- Release poster
- Directed by: Riley Keough; Gina Gammell;
- Written by: Riley Keough; Gina Gammell; Franklin Sioux Bob; Bill Reddy;
- Produced by: Riley Keough; Gina Gammell; Willi White; Bert Hamelinck; Sacha Ben Harroche; Ryan Zacarias; Salim El Arja; Bear Damen; Val Abel;
- Starring: Jojo Bapteise Whiting; Ladainian Crazy Thunder;
- Cinematography: David Gallego
- Edited by: Affonso Gonçalves; Eduardo Serrano;
- Music by: Christopher Stracey; Mato Wayuhi;
- Production companies: Felix Culpa; Caviar;
- Distributed by: Momentum Pictures
- Release dates: May 21, 2022 (Cannes); July 28, 2023 (United States);
- Running time: 115 minutes
- Country: United States
- Language: English
- Box office: $101,408

= War Pony =

2022 film by Riley Keough and Gina Gammell

War Pony is a 2022 American drama film directed and produced by Riley Keough and Gina Gammell—the first time either had directed a feature—from a screenplay by Keough, Gammell, Franklin Sioux Bob and Bill Reddy. It stars Jojo Bapteise Whiting and Ladainian Crazy Thunder.

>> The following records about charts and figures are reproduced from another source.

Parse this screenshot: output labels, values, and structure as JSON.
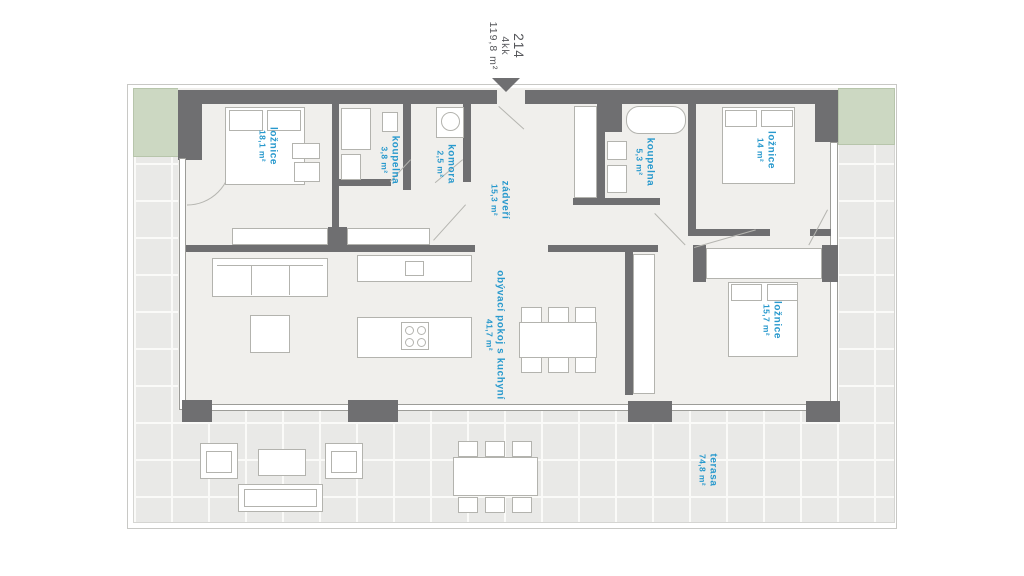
{
  "unit": {
    "number": "214",
    "disposition": "4kk",
    "total_area": "119,8 m²"
  },
  "rooms": {
    "loznice1": {
      "label": "ložnice",
      "area": "18,1 m²"
    },
    "koupelna1": {
      "label": "koupelna",
      "area": "3,8 m²"
    },
    "komora": {
      "label": "komora",
      "area": "2,5 m²"
    },
    "zadveri": {
      "label": "zádveří",
      "area": "15,3 m²"
    },
    "koupelna2": {
      "label": "koupelna",
      "area": "5,3 m²"
    },
    "loznice2": {
      "label": "ložnice",
      "area": "14 m²"
    },
    "loznice3": {
      "label": "ložnice",
      "area": "15,7 m²"
    },
    "obyvaci_pokoj": {
      "label": "obývací pokoj s kuchyní",
      "area": "41,7 m²"
    },
    "terasa": {
      "label": "terasa",
      "area": "74,8 m²"
    }
  },
  "colors": {
    "wall": "#6f6f71",
    "room_label": "#2899cd",
    "title_text": "#55565a",
    "terrace_floor": "#e9e9e7",
    "planter_green": "#ccd8c2",
    "apartment_floor": "#f0efec"
  }
}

It had its world premiere at the 2022 Cannes Film Festival in the Un Certain Regard section on May 21, 2022, and won the Caméra d'Or, which is awarded for the best first feature film. It was released in the United States on July 28, 2023, by Momentum Pictures.

==Plot==
Follows the intertwined lives of two Lakota boys living on the Pine Ridge Indian Reservation in South Dakota. One is Bill, a 23-year-old father of two toddlers. The other is Matho, a 12-year-old drug dealer.

==Cast==
- Jojo Bapteise Whiting as Bill
- LaDainian Crazy Thunder as Matho
- Ashley Shelton as Allison
- Sprague Hollander as Tim
- Jesse Schmockel as Echo
- Ta-Yamni Long Black Cat as Donny
- Wilma Colhof as Mama
- Iona Red Bear as Auntie
- Stanley Good Voice Elk as Dusty
- Steven Yellow Hawk as Steven
- Jen Mesteth as Jen
- Wasose Garcia as Mason
- Robert Stover as Colton
- Woodrow Lone Elk as Elias
- Jeremy Corbin Cottier as Baby Worm

==Production==
In 2015, while on production of American Honey, Riley Keough befriended two extras, Franklin Sioux Bob and Bill Reddy, while filming in South Dakota and later introduced them to her best friend Gina Gammell. Over the course of several years, the project began to take shape, through writing workshops, improvisation sessions, and meeting hundreds of locals in the community, to make the story authentic. The group began discussing an idea for a film revolving around two indigenous locals growing up on the Pine Ridge Indian Reservation. They began writing the script based upon Bob and Reddy's life experiences and stories they had heard, ending up with too much material, and decided to split the story between two characters, and collaborated with local producer Willi White.

==Release==
The film had its world premiere at the 2022 Cannes Film Festival on May 21, 2022, in the Un Certain Regard section. It won the Caméra d'Or for Best First Film, while the lead animal actor, Brit, won the Palm Dog award. Shortly after, Picturehouse Entertainment acquired U.K. and Irish distribution rights to the film. In March 2023, Momentum Pictures acquired U.S. distribution rights to the film. It was released in the United Kingdom on June 9, 2023. and in the United States on July 28, 2023.

==Reception==
 Metacritic, which uses a weighted average, assigned the film a score of 70 out of 100, based on 18 critics, indicating "generally favorable" reviews.